The prospects of achieving the £10bn surplus target, set by the Chancellor, would appear to depend largely on predictions of inflation, wages, interest rates and migration levels from the Office for Budget Responsibility (OBR).

However, many analysts fear that these forecasts could be knocked off course in the coming months and years.

In last week’s Autumn Statement and Comprehensive Spending Review, the OBR was able to revise its forecasts favourably in order to release an extra £27bn for the Chancellor, which was used to scrap planned cuts to tax credits and ease the pain of spending cuts throughout Whitehall.

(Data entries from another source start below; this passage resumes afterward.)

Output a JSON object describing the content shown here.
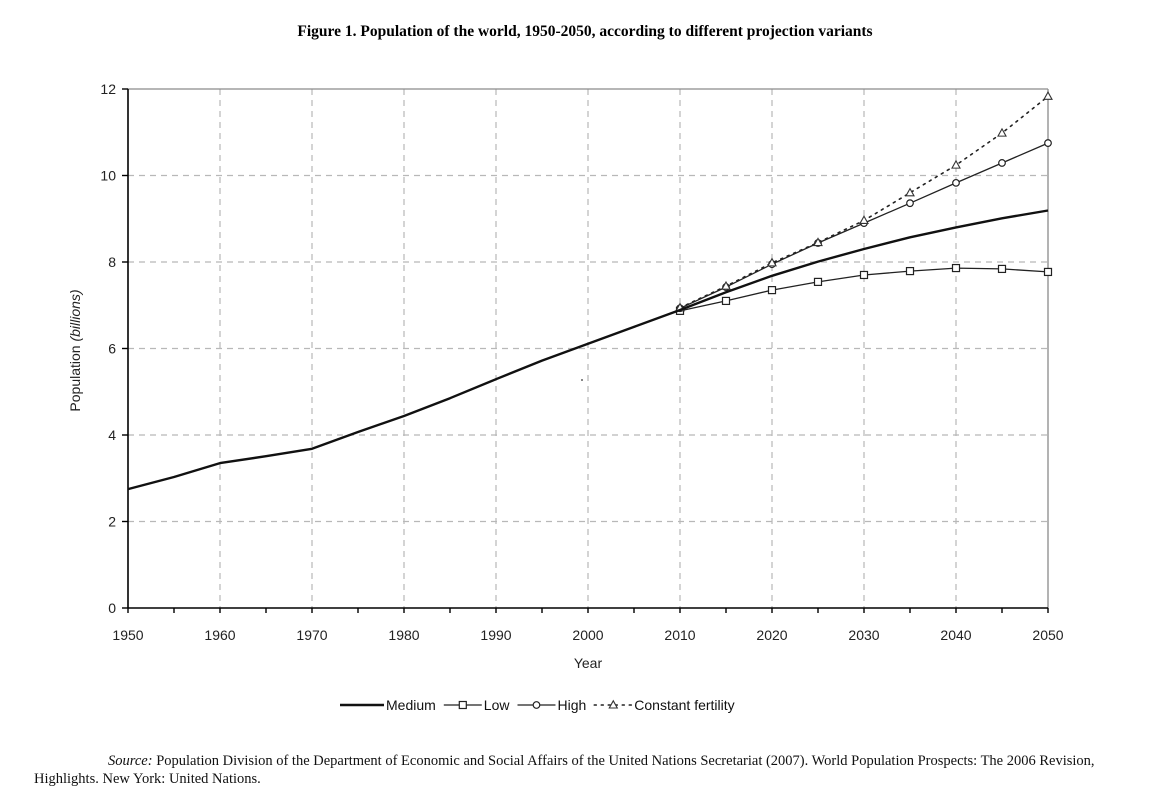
{
  "chart_data": {
    "type": "line",
    "title": "Figure 1. Population of the world, 1950-2050, according to different projection variants",
    "xlabel": "Year",
    "ylabel_prefix": "Population ",
    "ylabel_italic": "(billions)",
    "xlim": [
      1950,
      2050
    ],
    "ylim": [
      0,
      12
    ],
    "xticks": [
      1950,
      1960,
      1970,
      1980,
      1990,
      2000,
      2010,
      2020,
      2030,
      2040,
      2050
    ],
    "xtick_labels": [
      "1950",
      "1960",
      "1970",
      "1980",
      "1990",
      "2000",
      "2010",
      "2020",
      "2030",
      "2040",
      "2050"
    ],
    "x_minor_step": 5,
    "yticks": [
      0,
      2,
      4,
      6,
      8,
      10,
      12
    ],
    "ytick_labels": [
      "0",
      "2",
      "4",
      "6",
      "8",
      "10",
      "12"
    ],
    "grid": true,
    "legend_position": "bottom-center",
    "series": [
      {
        "name": "Medium",
        "style": "solid",
        "marker": "none",
        "x": [
          1950,
          1955,
          1960,
          1965,
          1970,
          1975,
          1980,
          1985,
          1990,
          1995,
          2000,
          2005,
          2010,
          2015,
          2020,
          2025,
          2030,
          2035,
          2040,
          2045,
          2050
        ],
        "values": [
          2.75,
          3.03,
          3.35,
          3.51,
          3.68,
          4.07,
          4.44,
          4.85,
          5.29,
          5.72,
          6.11,
          6.5,
          6.89,
          7.3,
          7.68,
          8.01,
          8.3,
          8.57,
          8.8,
          9.01,
          9.19
        ]
      },
      {
        "name": "Low",
        "style": "solid",
        "marker": "square",
        "x": [
          2010,
          2015,
          2020,
          2025,
          2030,
          2035,
          2040,
          2045,
          2050
        ],
        "values": [
          6.87,
          7.1,
          7.35,
          7.54,
          7.7,
          7.79,
          7.86,
          7.84,
          7.77
        ]
      },
      {
        "name": "High",
        "style": "solid",
        "marker": "circle",
        "x": [
          2010,
          2015,
          2020,
          2025,
          2030,
          2035,
          2040,
          2045,
          2050
        ],
        "values": [
          6.93,
          7.42,
          7.95,
          8.44,
          8.9,
          9.36,
          9.83,
          10.29,
          10.75
        ]
      },
      {
        "name": "Constant fertility",
        "style": "dotted",
        "marker": "triangle",
        "x": [
          2010,
          2015,
          2020,
          2025,
          2030,
          2035,
          2040,
          2045,
          2050
        ],
        "values": [
          6.94,
          7.44,
          7.98,
          8.45,
          8.96,
          9.6,
          10.24,
          10.98,
          11.83
        ]
      }
    ]
  },
  "source": {
    "label": "Source:",
    "text": " Population Division of the Department of Economic and Social Affairs of the United Nations Secretariat (2007). World Population Prospects: The 2006 Revision, Highlights. New York: United Nations."
  }
}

As part of Mr Osborne’s five-year Whitehall and local government budget, the OBR calculated that the extra jobs and tax incomes, combined with changes to the composition of the UK’s working-age population, would result in a potential rise of the UK’s economic output by 0.9 per cent.

As the government’s independent forecaster, the OBR will continue to provide a rolling five-year view of public spending based on the Treasury’s spending plans, which will accompany the Budget 2016 in March.

The news of the next Budget has been followed by news that the UK economy looks likely to pick up speed towards the end of the year, propelled by services companies.

According to Thursday’s Markit/CIPS UK services purchasing managers’ index (PMI), activity in the service sector – ranging from accountancy firms to hairdressers – grew at its fastest rate in four months in November.

The economy is forecast to expand 0.6 per cent in Q4 2015, picking up from 0.5 per cent growth in the previous quarter.